Just as I disliked my answer, I disliked Davis’s answer. It’s hypothetical (“may have been faulty”, “may have felt”, “may not be as good as they could be”). It’s flat and obvious (earlier versions may have room for improvement). It’s irrelevant (bad translation of Kafka does not justify new translation of Flaubert).

I had trouble figuring out a better answer to what I was asked, but I could instantly say what Davis should have written: The story of how she decided to do a new translation. (“I began to think about doing a new translation when . . . “) That would have been a lot more emotion-laden and not hypothetical, obvious, or irrelevant.

As soon as I thought what Davis should have said, I could see what I should have said. I should have answered the journalist’s question like this: Why does 5% matter? Let me tell you why I was so excited by this. . . . 

Via Marginal Revolution.

Assorted Links

Thursday, September 16th, 2010
  • Toads predict an earthquake. The clueless comments are amusing.
  • The prize for lifetime achievement in public relations goes to . . . the Bank of Sweden
  • Plagiarism Today (a website)
  • “There are indeed significant regional variations in expenditures on medical services, unexplained by differences in medical need or health outcomes, but correlated with the numbers of specialist physicians and the availability of hospital beds in each area.” Skip Part 1 of this review.

First Day of Class

Monday, September 13th, 2010

Today was my first day of class at Tsinghua. I am teaching a seminar called Frontiers of Psychology. There was only time for about half of the 40-odd students to identify themselves, which included saying their favorite book. Three girls said their favorite book is Pride and Prejudice. Two said The Little Prince. One said Harry Potter. One said Rebecca by Daphne Du Marier (published 1938). One boy said he didn’t have a favorite book — reading books was a waste of time. One boy said his favorite book is Ulysses.

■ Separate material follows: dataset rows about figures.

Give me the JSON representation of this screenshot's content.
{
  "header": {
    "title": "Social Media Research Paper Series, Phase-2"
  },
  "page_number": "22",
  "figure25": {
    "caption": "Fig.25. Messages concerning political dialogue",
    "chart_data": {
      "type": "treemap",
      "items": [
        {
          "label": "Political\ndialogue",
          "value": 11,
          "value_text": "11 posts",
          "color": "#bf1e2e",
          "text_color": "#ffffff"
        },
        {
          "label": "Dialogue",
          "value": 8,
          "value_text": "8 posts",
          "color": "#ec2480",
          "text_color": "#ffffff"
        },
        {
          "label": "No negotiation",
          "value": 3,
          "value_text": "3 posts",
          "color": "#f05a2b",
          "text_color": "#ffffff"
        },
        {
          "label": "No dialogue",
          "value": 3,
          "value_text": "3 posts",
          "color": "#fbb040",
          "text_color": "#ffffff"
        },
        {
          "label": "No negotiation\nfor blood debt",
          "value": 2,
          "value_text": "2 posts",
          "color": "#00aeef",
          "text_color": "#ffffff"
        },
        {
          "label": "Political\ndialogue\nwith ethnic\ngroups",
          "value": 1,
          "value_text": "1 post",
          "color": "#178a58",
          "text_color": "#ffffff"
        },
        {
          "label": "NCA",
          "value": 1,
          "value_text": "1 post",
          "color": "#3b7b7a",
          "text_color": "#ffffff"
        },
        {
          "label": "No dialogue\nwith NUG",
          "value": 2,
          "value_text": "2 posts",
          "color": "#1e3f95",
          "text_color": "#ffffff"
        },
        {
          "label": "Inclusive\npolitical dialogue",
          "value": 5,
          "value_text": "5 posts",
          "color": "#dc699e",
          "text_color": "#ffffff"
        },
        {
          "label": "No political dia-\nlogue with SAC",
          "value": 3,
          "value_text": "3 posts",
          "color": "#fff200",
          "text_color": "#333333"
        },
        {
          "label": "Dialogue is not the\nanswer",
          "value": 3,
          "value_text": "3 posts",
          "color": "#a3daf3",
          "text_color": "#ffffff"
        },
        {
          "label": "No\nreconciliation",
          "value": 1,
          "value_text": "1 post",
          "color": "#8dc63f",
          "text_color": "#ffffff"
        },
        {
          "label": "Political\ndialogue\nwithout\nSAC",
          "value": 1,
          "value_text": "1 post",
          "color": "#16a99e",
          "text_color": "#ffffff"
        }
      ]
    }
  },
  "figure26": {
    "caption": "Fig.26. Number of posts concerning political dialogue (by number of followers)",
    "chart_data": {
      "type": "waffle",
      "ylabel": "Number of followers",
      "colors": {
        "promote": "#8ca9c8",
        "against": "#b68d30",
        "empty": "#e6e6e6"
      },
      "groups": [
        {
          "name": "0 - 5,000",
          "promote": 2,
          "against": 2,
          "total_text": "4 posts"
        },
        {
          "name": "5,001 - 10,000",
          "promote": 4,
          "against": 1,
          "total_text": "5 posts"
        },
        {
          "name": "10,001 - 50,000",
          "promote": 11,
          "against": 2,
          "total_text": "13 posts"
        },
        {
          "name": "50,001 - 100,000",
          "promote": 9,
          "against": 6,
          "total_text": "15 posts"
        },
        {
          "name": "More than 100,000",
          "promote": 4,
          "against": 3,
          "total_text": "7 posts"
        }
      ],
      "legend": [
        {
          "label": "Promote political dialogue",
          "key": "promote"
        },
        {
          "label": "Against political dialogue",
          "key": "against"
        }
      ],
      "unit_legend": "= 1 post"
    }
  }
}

Most of them, perhaps 80%, chose a non-Chinese book as their favorite. One French, two German, the rest English (which they may have read in Chinese translation). At first I was surprised but then I realized it made sense. Chinese civilization was more advanced than European civilization for a long time but when Gutenberg invented the Western version of the printing press everything changed. In Europe, unlike China, books became cheap and literacy spread. With literacy came a book industry. A large number of Europeans have been reading books for 500 years. In contrast, the Chinese language, with thousands of characters (in contrast to 26 lower-case and 26 upper-case letters) made printing difficult. With reading material rare, so was literacy.